Bemühungen des neuen Österreich, vertriebene Künstler zurückzuholen, gab es nicht. Die Wiener Schauspielerin Elisabeth Bergner (1897–1986), die bereits 1932 nach London geflüchtet war, sagte in späteren Interviews, dass sie auf eine Einladung aus Wien gewartet habe. Als Bruno Kreisky sie Jahrzehnte später zur Rückkehr einlud, war es für die mittlerweile an Krebs erkrankte Bergner zu spät.

Andere Künstler warteten nicht auf eine Einladung, sondern kamen mit den Alliierten zurück, wie etwa der Assistent des in die USA emigrierten Max Reinhardt, Ernst Haeussermann, der als US-amerikanischer Kulturoffizier nach Wien zurückkehrte und seine Karriere in Österreich fortsetzte.

An den großen Theatern der Stadt gab es nur wenig personellen Wechsel in den Monaten vor und nach Kriegsende. Auch hier ging es mehr um Fortschreibung denn um Neuanfang. Paula Wessely, die als belastete Schauspielerin von den US-amerikanischen Alliierten in Wien Auftrittsverbot erhielt, ging 1945 mit ihrem ebenfalls politisch belasteten Ehemann Attila Hörbiger nach Innsbruck in die französische Zone Österreichs. Wessely war dort am Landestheater zu sehen. Schon im Jahr darauf spielte sie wieder in Wien an der Josefstadt.

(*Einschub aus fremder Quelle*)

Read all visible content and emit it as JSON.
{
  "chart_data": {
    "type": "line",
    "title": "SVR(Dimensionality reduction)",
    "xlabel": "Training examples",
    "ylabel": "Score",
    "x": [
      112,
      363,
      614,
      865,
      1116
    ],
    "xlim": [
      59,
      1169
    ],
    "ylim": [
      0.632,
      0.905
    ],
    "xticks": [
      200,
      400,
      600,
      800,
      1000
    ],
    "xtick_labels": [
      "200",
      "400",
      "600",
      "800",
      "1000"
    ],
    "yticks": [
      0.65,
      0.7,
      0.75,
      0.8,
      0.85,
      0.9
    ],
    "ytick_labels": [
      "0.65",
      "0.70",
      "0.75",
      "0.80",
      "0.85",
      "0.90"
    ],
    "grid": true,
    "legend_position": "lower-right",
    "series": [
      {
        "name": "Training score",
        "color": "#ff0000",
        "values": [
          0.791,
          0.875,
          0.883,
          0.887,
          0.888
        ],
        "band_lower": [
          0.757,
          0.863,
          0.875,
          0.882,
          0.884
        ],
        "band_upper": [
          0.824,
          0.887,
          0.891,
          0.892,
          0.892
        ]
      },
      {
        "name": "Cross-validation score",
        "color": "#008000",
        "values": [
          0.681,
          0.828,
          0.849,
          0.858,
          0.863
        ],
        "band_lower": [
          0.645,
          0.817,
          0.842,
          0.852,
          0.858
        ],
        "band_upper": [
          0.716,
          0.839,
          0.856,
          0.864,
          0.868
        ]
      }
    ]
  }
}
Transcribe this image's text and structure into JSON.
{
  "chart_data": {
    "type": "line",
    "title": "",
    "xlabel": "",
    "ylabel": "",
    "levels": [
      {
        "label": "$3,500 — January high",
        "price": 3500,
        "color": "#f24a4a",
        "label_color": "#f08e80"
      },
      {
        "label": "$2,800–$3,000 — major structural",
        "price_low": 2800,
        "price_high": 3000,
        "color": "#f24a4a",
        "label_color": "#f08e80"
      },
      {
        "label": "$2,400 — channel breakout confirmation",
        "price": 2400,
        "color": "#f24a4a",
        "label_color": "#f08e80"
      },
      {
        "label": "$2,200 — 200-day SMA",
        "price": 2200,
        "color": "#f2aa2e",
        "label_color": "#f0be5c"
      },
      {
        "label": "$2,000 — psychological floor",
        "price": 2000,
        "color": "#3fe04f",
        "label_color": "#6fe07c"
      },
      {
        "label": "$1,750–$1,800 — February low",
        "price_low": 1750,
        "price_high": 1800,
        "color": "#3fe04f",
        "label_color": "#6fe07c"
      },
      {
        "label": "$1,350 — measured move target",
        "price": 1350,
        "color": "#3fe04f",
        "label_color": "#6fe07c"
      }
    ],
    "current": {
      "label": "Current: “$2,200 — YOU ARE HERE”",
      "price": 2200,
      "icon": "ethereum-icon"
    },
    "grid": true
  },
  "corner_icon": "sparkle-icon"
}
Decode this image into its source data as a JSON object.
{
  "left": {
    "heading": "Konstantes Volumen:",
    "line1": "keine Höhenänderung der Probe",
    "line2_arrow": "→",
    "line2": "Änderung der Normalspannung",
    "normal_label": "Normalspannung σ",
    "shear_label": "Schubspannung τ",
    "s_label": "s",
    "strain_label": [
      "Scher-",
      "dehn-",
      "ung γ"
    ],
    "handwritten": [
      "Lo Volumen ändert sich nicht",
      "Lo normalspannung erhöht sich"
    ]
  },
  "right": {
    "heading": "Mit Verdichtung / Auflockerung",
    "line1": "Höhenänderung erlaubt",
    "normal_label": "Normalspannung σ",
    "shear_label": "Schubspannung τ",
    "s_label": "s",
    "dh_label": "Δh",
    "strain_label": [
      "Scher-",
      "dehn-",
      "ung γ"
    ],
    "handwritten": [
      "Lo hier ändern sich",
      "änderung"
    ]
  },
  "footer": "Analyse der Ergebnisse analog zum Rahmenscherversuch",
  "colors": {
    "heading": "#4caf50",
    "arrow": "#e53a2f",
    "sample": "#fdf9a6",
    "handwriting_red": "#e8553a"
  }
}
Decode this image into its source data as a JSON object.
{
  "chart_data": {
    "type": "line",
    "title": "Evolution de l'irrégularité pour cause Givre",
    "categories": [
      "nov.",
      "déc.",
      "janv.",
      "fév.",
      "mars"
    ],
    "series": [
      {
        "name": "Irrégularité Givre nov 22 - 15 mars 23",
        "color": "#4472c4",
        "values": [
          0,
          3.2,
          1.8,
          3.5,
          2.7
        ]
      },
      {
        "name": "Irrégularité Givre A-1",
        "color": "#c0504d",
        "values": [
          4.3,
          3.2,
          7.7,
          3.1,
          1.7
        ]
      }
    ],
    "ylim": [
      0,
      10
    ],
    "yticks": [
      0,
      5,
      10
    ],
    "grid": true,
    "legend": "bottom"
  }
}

Raoul Aslan gehörte zu den wenigen Schauspielern, die sich nicht durch Führerhuldigung und Parteimitgliedschaft hervorgetan hatten. Aufgrund seiner, später von den Sowjets bestätigten, antifaschistischen Haltung war es Aslan möglich, am 20. April 1945 die Position des Burgtheaterdirektors zu übernehmen und bis 1948 im Amt zu bleiben. Da das Burgtheater bei der großflächigen Bombardierung vom 12. März 1945 massive Schäden erlitten hatte und darin aus bis heute ungeklärten Gründen im April auch noch ein Brand ausbrach, wurde das Etablissement Ronacher von Aslan als neue Spielstätte auserkoren. Am 30. April 1945 wurde hier der Spielbetrieb mit Grillparzers »Sappho« aufgenommen.

Wenige Wochen später, am 19. Mai 1945, wurde auch das von Bombenschäden verschont gebliebene Akademietheater wiedereröffnet. Auf dem Spielplan für die erste Vorstellung stand Henrik Ibsens »Hedda Gabler«.